The result shows that the added complexity of the second model is not justified by the data. We investigate this further by comparing the results with what obtained from random variations.

```
# First generate random sample from blockmodel
random_graphs_bccm2 <- rghype(nsamples = 100, model = blockmodel_2, seed = 123)
# Generate the two models for random graphs
blockmodels <- lapply(X = random_graphs_bccm2, FUN = bccm, labels = vertexlabels, directed=directed, selfloops=selfloops)
blockmodel_2s <- lapply(X = random_graphs_bccm2, FUN = bccm, labels = vertexlabels, directed=directed, selfloops=selfloops, homophily = TRUE)
# Compute AICs
AIC_blockmodels <- sapply(X = blockmodels, FUN = AIC)
AIC_blockmodel_2s <- sapply(X = blockmodel_2s, FUN = AIC)
# mean difference in AIC, high value means more complex model is better
summary(AIC_blockmodel_2s - AIC_blockmodels)
#> Min. 1st Qu. Median Mean 3rd Qu. Max.
#> -2.0000 -1.5366 -0.6637 -0.1704 0.6268 8.3348
```

This confirms the fact that the asymmetry in the two blocks can ascribed to random variations.

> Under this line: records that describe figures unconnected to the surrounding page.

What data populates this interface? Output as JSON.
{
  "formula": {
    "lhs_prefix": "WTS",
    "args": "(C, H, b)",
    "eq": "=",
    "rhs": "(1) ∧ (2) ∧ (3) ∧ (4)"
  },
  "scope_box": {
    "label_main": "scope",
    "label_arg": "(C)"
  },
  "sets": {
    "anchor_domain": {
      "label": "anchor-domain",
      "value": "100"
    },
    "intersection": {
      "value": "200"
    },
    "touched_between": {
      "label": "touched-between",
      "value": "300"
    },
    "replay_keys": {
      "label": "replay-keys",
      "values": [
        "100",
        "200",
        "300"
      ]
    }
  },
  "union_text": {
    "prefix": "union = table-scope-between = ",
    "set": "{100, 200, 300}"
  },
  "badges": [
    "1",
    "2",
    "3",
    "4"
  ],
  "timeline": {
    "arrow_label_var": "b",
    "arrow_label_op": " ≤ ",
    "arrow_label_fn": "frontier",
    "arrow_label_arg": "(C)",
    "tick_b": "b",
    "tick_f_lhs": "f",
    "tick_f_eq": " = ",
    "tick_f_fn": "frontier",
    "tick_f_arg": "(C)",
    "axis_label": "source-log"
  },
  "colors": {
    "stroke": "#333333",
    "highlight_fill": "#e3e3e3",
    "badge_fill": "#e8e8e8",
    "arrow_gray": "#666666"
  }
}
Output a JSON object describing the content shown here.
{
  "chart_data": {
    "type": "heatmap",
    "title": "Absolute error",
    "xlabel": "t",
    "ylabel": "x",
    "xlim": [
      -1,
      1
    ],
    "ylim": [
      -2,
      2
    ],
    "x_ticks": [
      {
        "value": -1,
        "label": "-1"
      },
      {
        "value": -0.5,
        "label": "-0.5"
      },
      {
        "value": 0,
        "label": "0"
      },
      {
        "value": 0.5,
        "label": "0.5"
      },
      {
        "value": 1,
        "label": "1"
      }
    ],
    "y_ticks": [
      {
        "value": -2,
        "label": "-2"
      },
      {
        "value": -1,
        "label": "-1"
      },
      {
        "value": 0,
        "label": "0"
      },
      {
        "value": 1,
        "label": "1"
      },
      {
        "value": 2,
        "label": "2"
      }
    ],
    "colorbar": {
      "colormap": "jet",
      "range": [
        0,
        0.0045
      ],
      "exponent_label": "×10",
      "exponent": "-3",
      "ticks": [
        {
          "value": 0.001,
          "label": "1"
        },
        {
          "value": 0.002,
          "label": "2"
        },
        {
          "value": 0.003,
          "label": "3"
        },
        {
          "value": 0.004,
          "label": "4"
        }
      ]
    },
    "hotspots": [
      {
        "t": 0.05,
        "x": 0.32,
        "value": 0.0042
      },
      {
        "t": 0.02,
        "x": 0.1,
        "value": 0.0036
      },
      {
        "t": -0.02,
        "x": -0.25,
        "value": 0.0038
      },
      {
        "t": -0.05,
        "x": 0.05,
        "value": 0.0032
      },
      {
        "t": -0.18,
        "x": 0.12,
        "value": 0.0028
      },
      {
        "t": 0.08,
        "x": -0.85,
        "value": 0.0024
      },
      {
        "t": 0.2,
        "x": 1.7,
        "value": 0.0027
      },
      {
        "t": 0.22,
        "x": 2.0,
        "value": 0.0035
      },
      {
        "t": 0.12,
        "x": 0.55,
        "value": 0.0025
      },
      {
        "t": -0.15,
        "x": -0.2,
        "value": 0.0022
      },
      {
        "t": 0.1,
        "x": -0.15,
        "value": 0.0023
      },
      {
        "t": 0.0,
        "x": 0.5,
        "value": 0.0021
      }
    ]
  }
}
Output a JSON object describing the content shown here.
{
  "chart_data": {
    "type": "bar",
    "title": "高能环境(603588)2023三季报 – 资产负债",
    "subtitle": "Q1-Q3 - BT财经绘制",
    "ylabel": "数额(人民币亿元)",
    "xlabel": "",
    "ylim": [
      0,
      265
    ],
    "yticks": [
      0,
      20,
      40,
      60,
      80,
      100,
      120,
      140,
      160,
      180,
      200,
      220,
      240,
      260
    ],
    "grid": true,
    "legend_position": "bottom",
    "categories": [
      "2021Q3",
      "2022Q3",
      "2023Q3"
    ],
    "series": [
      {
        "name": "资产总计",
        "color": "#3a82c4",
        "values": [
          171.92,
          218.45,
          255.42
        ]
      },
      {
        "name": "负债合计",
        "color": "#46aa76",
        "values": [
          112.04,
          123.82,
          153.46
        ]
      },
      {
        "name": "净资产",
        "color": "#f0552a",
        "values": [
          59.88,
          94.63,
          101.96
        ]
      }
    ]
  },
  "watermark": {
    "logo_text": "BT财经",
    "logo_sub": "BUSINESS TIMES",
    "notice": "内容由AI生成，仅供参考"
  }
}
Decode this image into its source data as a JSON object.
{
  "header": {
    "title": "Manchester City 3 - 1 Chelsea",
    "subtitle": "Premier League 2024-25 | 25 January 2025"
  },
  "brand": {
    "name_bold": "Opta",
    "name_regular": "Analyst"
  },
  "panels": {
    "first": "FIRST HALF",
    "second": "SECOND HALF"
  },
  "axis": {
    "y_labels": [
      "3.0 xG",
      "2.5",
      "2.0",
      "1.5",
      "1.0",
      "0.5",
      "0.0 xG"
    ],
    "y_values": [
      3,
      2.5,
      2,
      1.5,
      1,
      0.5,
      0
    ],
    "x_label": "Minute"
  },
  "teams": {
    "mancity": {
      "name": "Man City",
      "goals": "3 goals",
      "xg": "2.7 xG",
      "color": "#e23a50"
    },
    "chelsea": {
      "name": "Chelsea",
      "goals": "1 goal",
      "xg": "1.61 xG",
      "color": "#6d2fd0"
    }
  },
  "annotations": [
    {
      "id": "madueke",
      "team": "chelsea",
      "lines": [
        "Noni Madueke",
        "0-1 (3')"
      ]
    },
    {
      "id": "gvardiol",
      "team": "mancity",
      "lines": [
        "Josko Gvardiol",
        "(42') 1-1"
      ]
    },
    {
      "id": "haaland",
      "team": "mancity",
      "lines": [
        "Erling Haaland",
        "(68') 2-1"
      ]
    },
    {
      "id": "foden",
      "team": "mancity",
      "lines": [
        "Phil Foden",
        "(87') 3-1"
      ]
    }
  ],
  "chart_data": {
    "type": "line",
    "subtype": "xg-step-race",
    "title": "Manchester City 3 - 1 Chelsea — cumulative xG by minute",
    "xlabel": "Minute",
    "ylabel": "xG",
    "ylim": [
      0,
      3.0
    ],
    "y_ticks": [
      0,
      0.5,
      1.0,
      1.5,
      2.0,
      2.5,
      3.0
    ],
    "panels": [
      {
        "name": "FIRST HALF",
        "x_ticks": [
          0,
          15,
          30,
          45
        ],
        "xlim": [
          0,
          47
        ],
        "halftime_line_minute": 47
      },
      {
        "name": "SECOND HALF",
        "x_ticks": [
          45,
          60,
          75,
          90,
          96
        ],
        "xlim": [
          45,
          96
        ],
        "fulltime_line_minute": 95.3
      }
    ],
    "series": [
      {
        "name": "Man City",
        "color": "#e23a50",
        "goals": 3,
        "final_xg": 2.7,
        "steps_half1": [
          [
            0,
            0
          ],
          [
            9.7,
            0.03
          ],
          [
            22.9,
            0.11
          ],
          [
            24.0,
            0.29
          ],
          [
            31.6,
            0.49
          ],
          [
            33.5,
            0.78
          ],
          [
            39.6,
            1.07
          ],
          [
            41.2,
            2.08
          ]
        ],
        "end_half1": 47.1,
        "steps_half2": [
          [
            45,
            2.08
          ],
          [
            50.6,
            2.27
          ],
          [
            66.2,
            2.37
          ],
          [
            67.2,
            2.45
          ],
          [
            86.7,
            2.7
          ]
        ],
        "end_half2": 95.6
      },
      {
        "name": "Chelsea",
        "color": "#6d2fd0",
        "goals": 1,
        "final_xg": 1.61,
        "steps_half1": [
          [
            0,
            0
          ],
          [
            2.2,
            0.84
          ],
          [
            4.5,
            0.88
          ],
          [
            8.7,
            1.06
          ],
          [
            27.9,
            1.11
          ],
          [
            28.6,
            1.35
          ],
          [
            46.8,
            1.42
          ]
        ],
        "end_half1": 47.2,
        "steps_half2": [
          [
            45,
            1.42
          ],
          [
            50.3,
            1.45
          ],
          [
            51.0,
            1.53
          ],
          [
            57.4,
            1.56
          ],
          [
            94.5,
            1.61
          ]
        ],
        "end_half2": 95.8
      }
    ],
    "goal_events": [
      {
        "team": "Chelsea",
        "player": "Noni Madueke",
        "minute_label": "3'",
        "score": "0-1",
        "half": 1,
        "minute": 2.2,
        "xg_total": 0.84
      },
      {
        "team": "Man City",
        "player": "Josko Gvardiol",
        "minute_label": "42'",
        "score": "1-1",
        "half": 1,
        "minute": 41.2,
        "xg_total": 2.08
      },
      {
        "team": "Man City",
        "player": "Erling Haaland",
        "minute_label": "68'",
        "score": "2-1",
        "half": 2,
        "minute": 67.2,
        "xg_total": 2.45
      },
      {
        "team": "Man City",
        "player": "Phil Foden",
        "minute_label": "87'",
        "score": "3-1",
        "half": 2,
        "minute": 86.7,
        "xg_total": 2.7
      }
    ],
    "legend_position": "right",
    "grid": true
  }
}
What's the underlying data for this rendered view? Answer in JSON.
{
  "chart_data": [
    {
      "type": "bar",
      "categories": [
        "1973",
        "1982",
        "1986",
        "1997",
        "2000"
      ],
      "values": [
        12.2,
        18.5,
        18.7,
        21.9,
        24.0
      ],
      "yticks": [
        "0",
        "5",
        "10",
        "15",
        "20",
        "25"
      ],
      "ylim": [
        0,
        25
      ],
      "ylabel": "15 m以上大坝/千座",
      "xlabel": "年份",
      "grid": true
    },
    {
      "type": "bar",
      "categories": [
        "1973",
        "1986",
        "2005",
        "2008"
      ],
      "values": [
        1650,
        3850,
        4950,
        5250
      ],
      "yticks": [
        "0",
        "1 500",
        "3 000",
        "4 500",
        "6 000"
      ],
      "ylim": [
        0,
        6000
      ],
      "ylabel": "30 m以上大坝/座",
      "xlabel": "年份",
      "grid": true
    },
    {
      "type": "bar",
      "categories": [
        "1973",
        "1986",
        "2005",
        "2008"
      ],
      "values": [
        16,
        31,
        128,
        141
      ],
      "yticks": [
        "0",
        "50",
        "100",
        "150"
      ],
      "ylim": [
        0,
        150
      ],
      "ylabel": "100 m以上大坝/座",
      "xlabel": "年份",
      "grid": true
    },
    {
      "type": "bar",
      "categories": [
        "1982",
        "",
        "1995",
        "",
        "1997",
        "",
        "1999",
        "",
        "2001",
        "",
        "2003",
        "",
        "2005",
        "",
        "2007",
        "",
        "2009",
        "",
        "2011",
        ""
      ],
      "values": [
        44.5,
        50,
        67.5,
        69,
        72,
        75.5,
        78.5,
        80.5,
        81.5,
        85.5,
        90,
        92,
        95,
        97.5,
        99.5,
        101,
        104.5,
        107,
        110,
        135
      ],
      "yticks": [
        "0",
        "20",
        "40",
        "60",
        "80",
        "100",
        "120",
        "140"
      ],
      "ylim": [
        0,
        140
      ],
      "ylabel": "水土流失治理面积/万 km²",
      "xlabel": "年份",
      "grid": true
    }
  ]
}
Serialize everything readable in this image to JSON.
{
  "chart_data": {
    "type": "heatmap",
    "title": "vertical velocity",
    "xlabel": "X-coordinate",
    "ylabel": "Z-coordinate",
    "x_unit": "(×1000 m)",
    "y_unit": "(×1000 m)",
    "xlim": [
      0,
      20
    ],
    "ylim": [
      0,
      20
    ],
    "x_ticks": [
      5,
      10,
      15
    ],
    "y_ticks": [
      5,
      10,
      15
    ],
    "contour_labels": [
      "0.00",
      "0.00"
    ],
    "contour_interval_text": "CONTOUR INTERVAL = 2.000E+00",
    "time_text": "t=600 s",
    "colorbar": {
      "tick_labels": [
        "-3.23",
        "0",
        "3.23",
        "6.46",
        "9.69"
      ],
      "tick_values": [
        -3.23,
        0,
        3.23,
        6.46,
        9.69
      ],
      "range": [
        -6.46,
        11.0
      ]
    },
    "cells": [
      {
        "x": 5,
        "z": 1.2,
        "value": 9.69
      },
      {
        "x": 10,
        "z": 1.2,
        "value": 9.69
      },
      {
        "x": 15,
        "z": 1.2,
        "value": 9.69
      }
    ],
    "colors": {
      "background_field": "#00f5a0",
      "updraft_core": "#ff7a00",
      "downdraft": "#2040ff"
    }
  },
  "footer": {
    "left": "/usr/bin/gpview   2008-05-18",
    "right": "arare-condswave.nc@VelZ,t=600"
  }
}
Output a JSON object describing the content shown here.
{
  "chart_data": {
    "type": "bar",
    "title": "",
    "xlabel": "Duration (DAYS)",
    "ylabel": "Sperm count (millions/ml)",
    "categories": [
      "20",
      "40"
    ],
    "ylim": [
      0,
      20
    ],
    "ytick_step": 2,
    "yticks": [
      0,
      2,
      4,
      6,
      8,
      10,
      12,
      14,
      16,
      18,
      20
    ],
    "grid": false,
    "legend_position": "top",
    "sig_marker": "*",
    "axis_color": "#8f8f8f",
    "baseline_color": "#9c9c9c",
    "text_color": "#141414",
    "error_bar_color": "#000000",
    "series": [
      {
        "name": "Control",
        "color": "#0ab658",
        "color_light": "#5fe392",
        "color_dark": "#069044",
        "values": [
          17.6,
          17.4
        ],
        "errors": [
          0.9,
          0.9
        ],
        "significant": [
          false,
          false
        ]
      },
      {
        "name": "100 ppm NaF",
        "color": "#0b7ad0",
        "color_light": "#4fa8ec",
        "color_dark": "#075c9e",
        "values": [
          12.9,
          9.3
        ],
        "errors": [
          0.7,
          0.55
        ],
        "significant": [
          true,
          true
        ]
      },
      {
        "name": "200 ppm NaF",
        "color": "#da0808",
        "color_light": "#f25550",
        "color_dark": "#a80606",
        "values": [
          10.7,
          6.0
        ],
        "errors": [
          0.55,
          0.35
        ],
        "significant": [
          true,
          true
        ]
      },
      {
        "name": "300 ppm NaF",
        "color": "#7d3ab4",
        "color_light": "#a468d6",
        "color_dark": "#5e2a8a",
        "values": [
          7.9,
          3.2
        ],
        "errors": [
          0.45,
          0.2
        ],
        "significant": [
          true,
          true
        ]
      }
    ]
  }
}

Finally, our framework allows to evaluate the goodness-of-fit of
model to data. Similarly to a multinomial goodness-of-fit, we perform a
test of the chosen against the *maximally complex model* that can
be formulated. This model provides the baseline against which comparing
simpler models in terms of their goodness-of-fit. The ‘full model’ is
specified such that the observed graph is the expected one. It is fitted
using the function `ghype`

with the flag
`unbiased=FALSE`

. The likelihood ratio test can be performed
either manually or using the function `gof.test`

.

```
fullmodel <- ghype(graph = adj_karate, directed = directed, selfloops = selfloops, unbiased = FALSE)
lr.test(nullmodel = blockmodel_2, altmodel = fullmodel, seed = 123)
#>
#> LR test
#>
#> data:
#> lr = 454.89, df = 559, p-value = 7.719e-14
#> alternative hypothesis: one.sided
#> 95 percent confidence interval:
#> 270.4443 340.7790
gof.test(model = blockmodel_2, seed = 123)
#>
#> LR test -- GOF
#>
#> data:
#> lr = 454.89, df = 559, p-value = 7.719e-14
#> alternative hypothesis: one.sided
#> 95 percent confidence interval:
#> 270.4443 340.7790
```

The reason for this result is the fact that, although the bccm is a
good fit for the empirical graph, the latter is characterised by some
particular structures that are not encoded by the bccm. For example, the
empirical graph is characterised by few ‘bridges’ between the two
communities, managed by relatively low degree vertices. Instead, the
bccm assumes that *all* vertices connect weakly the two
communities, with an amount of edges proportional to the degree.